The legislation was developed under President George H. W. Bush as the first phase of his Enterprise for the Americas initiative. The Clinton administration, which signed NAFTA in 1993, believed it would create 200,000 U.S. jobs in two years and one million in five years, as exports would play an important role in U.S. economic growth. The government expected a dramatic increase in U.S. imports from Mexico due to lower tariffs. In 1984, Congress passed the Trade and Customs Act, which gave the president quick power to negotiate free trade agreements.
He only allowed Congress to approve or disapprove of Congress, and he could not change the negotiating points. NAFTA has not eliminated regulatory requirements for companies wishing to act internationally, such as rules of origin and documentation obligations, that determine whether certain products can be traded under NAFTA. The free trade agreement also provides for administrative, civil and criminal sanctions for companies that violate the laws or customs procedures of the three countries. About a quarter of all U.S. imports, such as crude oil, machinery, gold, vehicles, fresh produce, livestock and processed food products, come from Canada and Mexico, the second and third largest suppliers of imported products to the United States. In addition, about one-third of U.S. exports, including machinery, spare parts, mineral oils and plastics, go to Canada and Mexico. The North American Free Trade Agreement (NAFTA) was implemented to promote trade between the United States, Canada and Mexico.

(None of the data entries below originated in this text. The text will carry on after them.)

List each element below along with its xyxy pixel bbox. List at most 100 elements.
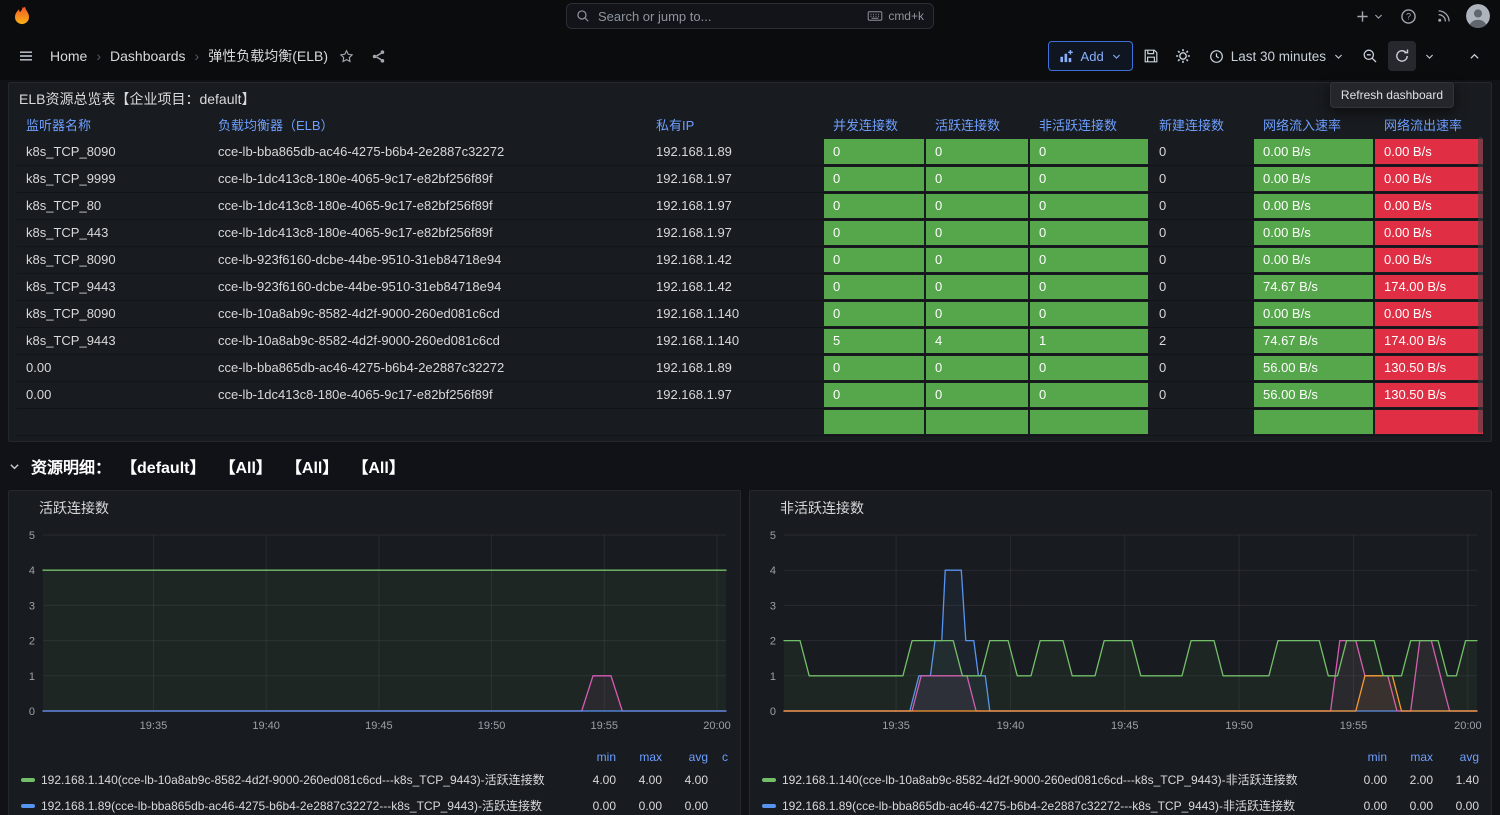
gear-icon xyxy=(1175,48,1191,64)
legend-col-avg[interactable]: avg xyxy=(1459,750,1479,764)
active-connections-chart[interactable]: 0 1 2 3 4 5 19:35 19:40 19:45 19:50 19:55 20:00 xyxy=(13,521,734,737)
table-cell xyxy=(1030,409,1148,434)
svg-text:3: 3 xyxy=(770,600,776,612)
panel-title[interactable]: 活跃连接数 xyxy=(39,500,109,516)
svg-text:19:55: 19:55 xyxy=(591,720,619,732)
legend-value: 0.00 xyxy=(1409,799,1433,813)
svg-text:4: 4 xyxy=(770,565,776,577)
template-variable[interactable]: 【default】 xyxy=(121,460,206,477)
table-cell: 192.168.1.140 xyxy=(656,333,740,348)
help-button[interactable]: ? xyxy=(1394,1,1422,31)
table-row: k8s_TCP_9999 cce-lb-1dc413c8-180e-4065-9c… xyxy=(17,165,1483,193)
dashboard-canvas: ELB资源总览表【企业项目：default】 监听器名称 负载均衡器（ELB） 私有… xyxy=(0,80,1500,815)
news-button[interactable] xyxy=(1430,1,1458,31)
refresh-interval-dropdown[interactable] xyxy=(1420,41,1438,71)
legend-col-max[interactable]: max xyxy=(639,750,662,764)
table-row: 0.00 cce-lb-bba865db-ac46-4275-b6b4-2e288… xyxy=(17,354,1483,382)
table-cell xyxy=(209,410,645,434)
table-cell: 1 xyxy=(1030,328,1148,353)
breadcrumb-item[interactable]: 弹性负载均衡(ELB) xyxy=(208,48,328,64)
table-cell: 174.00 B/s xyxy=(1375,328,1483,353)
search-icon xyxy=(576,9,590,23)
star-dashboard-button[interactable] xyxy=(332,41,360,71)
row-resource-details[interactable]: 资源明细： 【default】 【All】 【All】 【All】 xyxy=(8,448,1492,484)
table-cell xyxy=(1150,410,1252,434)
panel-title[interactable]: 非活跃连接数 xyxy=(780,500,864,516)
scrollbar-thumb[interactable] xyxy=(1478,137,1483,433)
legend-col-max[interactable]: max xyxy=(1410,750,1433,764)
svg-text:1: 1 xyxy=(770,671,776,683)
legend-value: 0.00 xyxy=(1455,799,1479,813)
refresh-button[interactable] xyxy=(1388,41,1416,71)
legend-col-c[interactable]: c xyxy=(722,750,728,764)
zoom-out-time-button[interactable] xyxy=(1356,41,1384,71)
column-header[interactable]: 监听器名称 xyxy=(26,118,92,133)
table-cell xyxy=(647,410,822,434)
legend-col-min[interactable]: min xyxy=(596,750,616,764)
active-connections-panel: 活跃连接数 0 1 2 3 4 5 19:35 19:40 19:45 19:50 19:55 20:… xyxy=(8,490,741,815)
grafana-logo-icon[interactable] xyxy=(10,4,34,28)
table-cell: 192.168.1.42 xyxy=(656,252,732,267)
share-dashboard-button[interactable] xyxy=(364,41,392,71)
inactive-connections-chart[interactable]: 0 1 2 3 4 5 19:35 19:40 19:45 19:50 19:55 20:00 xyxy=(754,521,1485,737)
table-cell: 0 xyxy=(1030,247,1148,272)
column-header[interactable]: 网络流出速率 xyxy=(1384,118,1463,133)
time-range-picker[interactable]: Last 30 minutes xyxy=(1201,41,1352,71)
column-header[interactable]: 负载均衡器（ELB） xyxy=(218,118,334,133)
table-row: k8s_TCP_8090 cce-lb-bba865db-ac46-4275-b6… xyxy=(17,138,1483,166)
column-header[interactable]: 私有IP xyxy=(656,118,695,133)
elb-overview-panel: ELB资源总览表【企业项目：default】 监听器名称 负载均衡器（ELB） 私有… xyxy=(8,82,1492,442)
svg-text:19:45: 19:45 xyxy=(365,720,393,732)
template-variable[interactable]: 【All】 xyxy=(285,460,339,477)
legend-col-min[interactable]: min xyxy=(1367,750,1387,764)
template-variable[interactable]: 【All】 xyxy=(219,460,272,477)
svg-text:0: 0 xyxy=(29,706,35,718)
mega-menu-toggle-button[interactable] xyxy=(12,41,40,71)
table-row: k8s_TCP_9443 cce-lb-10a8ab9c-8582-4d2f-90… xyxy=(17,327,1483,355)
svg-text:0: 0 xyxy=(770,706,776,718)
table-header-row: 监听器名称 负载均衡器（ELB） 私有IP 并发连接数 活跃连接数 非活跃连接数 新建连接数… xyxy=(17,111,1483,138)
broadcast-icon xyxy=(1436,8,1452,24)
table-cell: cce-lb-10a8ab9c-8582-4d2f-9000-260ed081c… xyxy=(218,306,500,321)
table-cell: 192.168.1.97 xyxy=(656,198,732,213)
search-placeholder: Search or jump to... xyxy=(598,8,712,24)
chevron-down-icon xyxy=(1424,51,1435,62)
column-header[interactable]: 活跃连接数 xyxy=(935,118,1001,133)
table-cell: 0 xyxy=(926,274,1028,299)
save-dashboard-button[interactable] xyxy=(1137,41,1165,71)
panel-title[interactable]: ELB资源总览表【企业项目：default】 xyxy=(19,91,256,107)
table-cell: 0 xyxy=(926,220,1028,245)
collapse-topbar-button[interactable] xyxy=(1460,41,1488,71)
table-cell: k8s_TCP_8090 xyxy=(26,306,116,321)
series-color-icon xyxy=(762,793,778,815)
column-header[interactable]: 网络流入速率 xyxy=(1263,118,1342,133)
legend-label[interactable]: 192.168.1.140(cce-lb-10a8ab9c-8582-4d2f-… xyxy=(41,773,545,787)
table-cell: 0 xyxy=(1159,306,1167,321)
legend-label[interactable]: 192.168.1.140(cce-lb-10a8ab9c-8582-4d2f-… xyxy=(782,773,1298,787)
user-avatar[interactable] xyxy=(1466,4,1490,28)
elb-overview-table: 监听器名称 负载均衡器（ELB） 私有IP 并发连接数 活跃连接数 非活跃连接数 新建连接数… xyxy=(17,111,1483,441)
table-cell: cce-lb-1dc413c8-180e-4065-9c17-e82bf256f… xyxy=(218,387,493,402)
column-header[interactable]: 非活跃连接数 xyxy=(1039,118,1118,133)
legend-col-avg[interactable]: avg xyxy=(688,750,708,764)
breadcrumb-item[interactable]: Dashboards xyxy=(110,48,186,64)
table-cell xyxy=(17,410,207,434)
svg-text:19:45: 19:45 xyxy=(1111,720,1139,732)
add-button[interactable]: Add xyxy=(1047,41,1133,71)
table-cell: 0 xyxy=(1159,171,1167,186)
table-cell: k8s_TCP_443 xyxy=(26,225,109,240)
column-header[interactable]: 并发连接数 xyxy=(833,118,899,133)
column-header[interactable]: 新建连接数 xyxy=(1159,118,1225,133)
new-menu-button[interactable] xyxy=(1353,1,1386,31)
table-scrollbar[interactable] xyxy=(1478,137,1483,433)
legend-label[interactable]: 192.168.1.89(cce-lb-bba865db-ac46-4275-b… xyxy=(782,799,1295,813)
legend-label[interactable]: 192.168.1.89(cce-lb-bba865db-ac46-4275-b… xyxy=(41,799,542,813)
svg-text:5: 5 xyxy=(770,530,776,542)
table-cell: 0.00 B/s xyxy=(1375,193,1483,218)
dashboard-settings-button[interactable] xyxy=(1169,41,1197,71)
search-input[interactable]: Search or jump to... cmd+k xyxy=(566,3,934,29)
template-variable[interactable]: 【All】 xyxy=(352,460,405,477)
table-cell: 0 xyxy=(1159,198,1167,213)
breadcrumb-item[interactable]: Home xyxy=(50,48,88,64)
table-cell: 192.168.1.140 xyxy=(656,306,740,321)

The agreement, which removed most tariffs on trade between the three countries, came into force on 1 January 1994. Between 1 January 1994 and 1 January 2008, many tariffs – notably for agriculture, textiles and automobiles – were phased out. On September 30, 2018, the United States and Canada agreed on an agreement to replace NAFTA, which will now be called the USMCA – the agreement between the United States and Mexico. In a joint press release from the U.S. and Canadian trade offices, officials stated that, fourth, NAFTA had established procedures for resolving trade disputes. The parties would begin a formal discussion, followed by a discussion at a meeting of the Free Trade Committee, if necessary. If the disagreement has not been resolved, a panel has considered the dispute. The trial helped all parties avoid costly prosecutions in local courts and helped them interpret THE complex NAFTA rules and procedures. These commercial disputes also applied to investors. From the beginning, critics of NAFTA feared that the agreement would result in a move of U.S. jobs to Mexico, despite additional NAALCs.